February 14, 2025
Anthony Karl Kurucz was convicted of manslaughter in the death of his three-month old son almost six years ago.

Legal landscape surrounding cases of shaken babies may have to be updated

Parenting can be terribly frustrating but that doesn’t justify such conduct and maybe, in the future, will result in murder convictions

It should be painfully clear to almost every Canadian parent that the best way to quiet a crying baby is not to violently shake the child until it stops breathing.

But Anthony Karl Kurucz isn’t “almost every Canadian.”

Kurucz was convicted of manslaughter this week in the death of his three-month-old son almost six years ago.

Justice Glen Poelman found Kurucz didn’t intend the deadly consequences of his actions with little Jayden Cyluck Kurucz the afternoon of April 24, 2018, and acquitted him of the more serious charge he faced of second-degree murder.

Kurucz admitted to an undercover police officer during a so-called Mr. Big operation that he was frustrated with the child and shook him to quiet him down and also tossed him onto a couch.

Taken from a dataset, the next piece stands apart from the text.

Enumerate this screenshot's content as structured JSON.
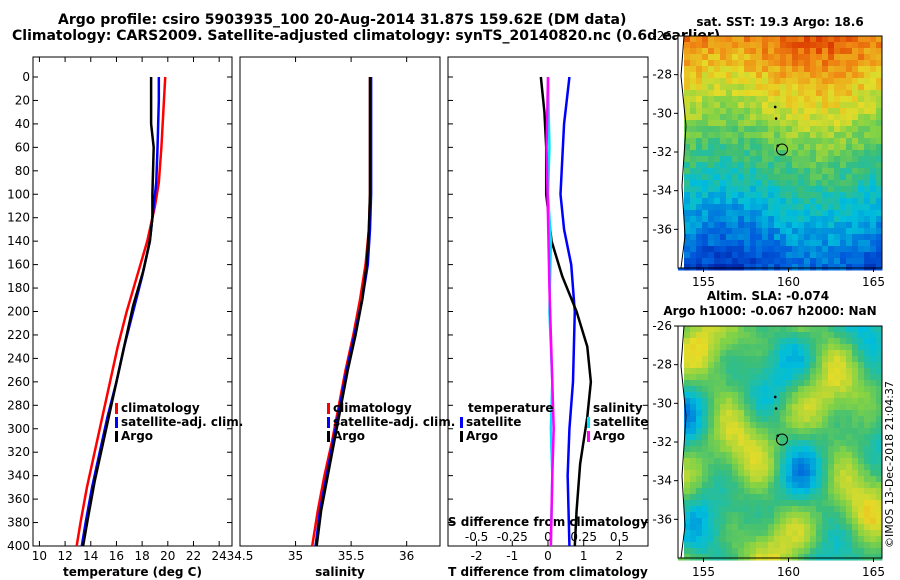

In final arguments in January, defence counsel Darren Mahoney suggested if Poelman was to conclude the confession was reliable it would amount to a case of shaken baby syndrome which historically led to manslaughter convictions.

Mahoney said convicting Kurucz of murder would have changed the “legal landscape” established in such cases.

But in 2024, it’s probably time to change that landscape, at least in most cases.